The real horror sweeps in when Chris finds himself staring into the eyes of a dead deer, which ultimately hints at all the series of forthcoming horror that floods in. From the terrifying scream of repetitive “my man!” of Dean to the lost stares and of other domestic housekeepers at the house, the short trip to this Armitage home leaves the audience in a subtle horror throughout the film.

What is completely fresh about this movie is that it is a different thriller. No typical ghosts, no typical thunders, no typical booms. Rather, the theme and the message that the movie carries surely sends chills down the spine. The satire that “Get Out” brings to the table targets the deeply rooted racism that exists within the boundary of political lines. Rose’s superbly liberal parents draws the line to an extent where some strange things start taking place in this supposedly liberal town.

Truthfully, those who usually enjoy rather traditional horror, ones that only require some unexpected ghost pop-ups and booming soundtracks, may not enjoy as much. Most of the criticism comes from such group of people who merely understands how this mix of hypnotization and racism reaches out to them as “horror”.

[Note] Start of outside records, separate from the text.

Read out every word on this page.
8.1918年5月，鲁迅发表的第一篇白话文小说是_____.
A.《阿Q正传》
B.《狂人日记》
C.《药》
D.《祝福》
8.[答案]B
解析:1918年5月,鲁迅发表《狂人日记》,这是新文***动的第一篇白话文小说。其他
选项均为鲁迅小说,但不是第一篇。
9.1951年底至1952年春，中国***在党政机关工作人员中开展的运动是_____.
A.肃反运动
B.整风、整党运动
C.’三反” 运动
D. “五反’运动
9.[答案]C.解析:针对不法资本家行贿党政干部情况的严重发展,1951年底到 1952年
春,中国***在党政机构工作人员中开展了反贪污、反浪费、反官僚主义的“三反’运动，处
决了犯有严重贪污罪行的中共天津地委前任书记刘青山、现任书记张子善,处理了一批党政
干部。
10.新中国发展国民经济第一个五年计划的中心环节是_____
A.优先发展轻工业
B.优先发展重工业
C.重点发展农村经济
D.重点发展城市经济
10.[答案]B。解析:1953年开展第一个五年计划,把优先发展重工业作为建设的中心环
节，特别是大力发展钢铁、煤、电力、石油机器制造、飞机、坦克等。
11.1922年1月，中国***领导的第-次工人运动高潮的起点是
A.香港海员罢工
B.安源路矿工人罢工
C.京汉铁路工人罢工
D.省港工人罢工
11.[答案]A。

Yet the majority of audience seems to enjoy this new type of horror. Discomfort shudders through the entire film; Jordan Peele has successfully made a horror movie that keeps the audience permanently uneasy throughout the film. He fills it up with trivial, surreal images that set the audience on the edge of their chairs. Everything is just a little off! As it progresses, the story becomes more and more bizarre, eventually reaching to the point of complete madness, but Peele lays the path so carefully that it works in context. This is another horror, a smarter horror.